Worsening drought conditions could mean tighter water restrictions in Willmar
Willmar Municipal Utilities is keeping a close eye on the drought conditions in Willmar. Currently, the utilities department is able to meet the Minnesota Department of Natural Resources restrictions, but if the drought worsens, Willmar Municipal Utilities might have to take more action.
WILLMAR — As summer slides into August, the drought conditions that have gripped Minnesota don't seem to be going anywhere soon. Willmar, as of Monday, is still listed as being in a severe drought . However, conditions are worse in some areas of Kandiyohi County, where an extreme drought has already been called.
"Since early June we've had a summer of hot and dry conditions," said Alan Neer, Willmar Municipal Utilities water system supervisor.
Willmar Municipal Utilities has been watching the changing conditions carefully in an attempt to be proactive when water conservation is needed. Neer gave an update at Monday's meeting of the Municipal Utilities Commission on drought response.
One such proactive step took place June 11, when the utilities called for yard watering restrictions to reduce water usage.
"Everybody was watering like gangbusters," Neer said.
In addition, a control issue at the Northeast Water Treatment Plant and a fire in town increased the pressure on the city's water system, with it running at 94% capacity for the week of June 6 through June 11. To protect the system, Willmar Municipal Utilities ordered the restrictions to make sure there was enough water to meet the city's basic needs.
"We've regained everything and our system is very resilient and operating as normal," Neer said.
Those watering restrictions remain in place and have been successful, helping meet current Minnesota Department of Natural Resources water restrictions based on the state drought plan . Those restrictions say that Willmar should be using only 50 percent above its January average daily use of water of about 3,750,000 gallons per day.
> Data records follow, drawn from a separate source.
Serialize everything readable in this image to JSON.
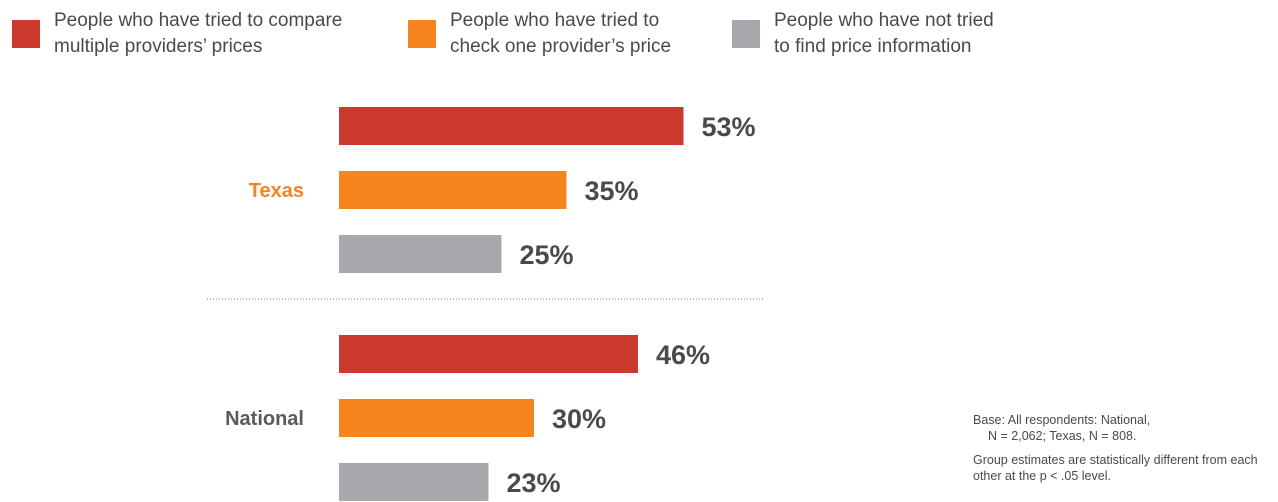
{
  "legend": {
    "items": [
      {
        "label": "People who have tried to compare\nmultiple providers’ prices",
        "color": "#cc3a2d"
      },
      {
        "label": "People who have tried to\ncheck one provider’s price",
        "color": "#f5841f"
      },
      {
        "label": "People who have not tried\nto find price information",
        "color": "#a7a8ab"
      }
    ]
  },
  "chart_data": {
    "type": "bar",
    "orientation": "horizontal",
    "series_names": [
      "People who have tried to compare multiple providers’ prices",
      "People who have tried to check one provider’s price",
      "People who have not tried to find price information"
    ],
    "groups": [
      {
        "name": "Texas",
        "label_color": "#f5841f",
        "values": [
          53,
          35,
          25
        ],
        "labels": [
          "53%",
          "35%",
          "25%"
        ]
      },
      {
        "name": "National",
        "label_color": "#5a5a5a",
        "values": [
          46,
          30,
          23
        ],
        "labels": [
          "46%",
          "30%",
          "23%"
        ]
      }
    ],
    "colors": [
      "#cc3a2d",
      "#f5841f",
      "#a7a8ab"
    ],
    "xlim": [
      0,
      100
    ],
    "grid": false,
    "legend_position": "top"
  },
  "notes": {
    "base_line1": "Base: All respondents: National,",
    "base_line2": "N = 2,062; Texas, N = 808.",
    "significance": "Group estimates are statistically different from each other at the p < .05 level."
  }
}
Currently that means Willmar needs to average 5.6 million gallons a day, which it mostly has been able to do.
"We were able to head off any issues," Neer said.
Willmar Municipal Utilities staff have been speaking with the largest water users in the system to find ways to conserve water in case tighter restrictions are on the way. If Willmar finds itself in an extreme drought, Willmar Municipal Utilities will need to reduce water usage again, by an additional average of 300,000 gallons a day, to reach 25 percent above the January average.
"We're fairly confident we will be able to pick up those 300,000 gallons" through conservation efforts with customers, said John Harren, Willmar Municipal Utilities general manager.
This is one of the worst droughts the Willmar area has ever dealt with, at least within the memory of those working at Willmar Municipal Utilities. As such, staff are working on creating drought procedures and policies Willmar Municipal Utilities can follow, both now and for future droughts.
"We are building it as we go," Neer said.
How long or severe the drought will be — and its connected water restrictions will last — all depend on the weather. Unfortunately, the monthly drought outlook from the National Weather Service Climate Prediction Center shows drought conditions continuing at least through August, and possibly into the end of October.
Whether Minnesota has a wet or dry winter will also have a major impact on both drought conditions and on Willmar's water supply. Neer said currently the city's wells are still robust. However, if it is a dry winter, the aquifers might not recharge as normal.
"We will know more after the winter months and into spring, if we recover or not," Neer said.
Willmar Municipal Utilities is in a wait and see mode, like the entire state, on when the drought may end and restrictions can be pulled back.
"It is certainly a fluid situation," said Municipal Utilities Commission President Justin Mattern.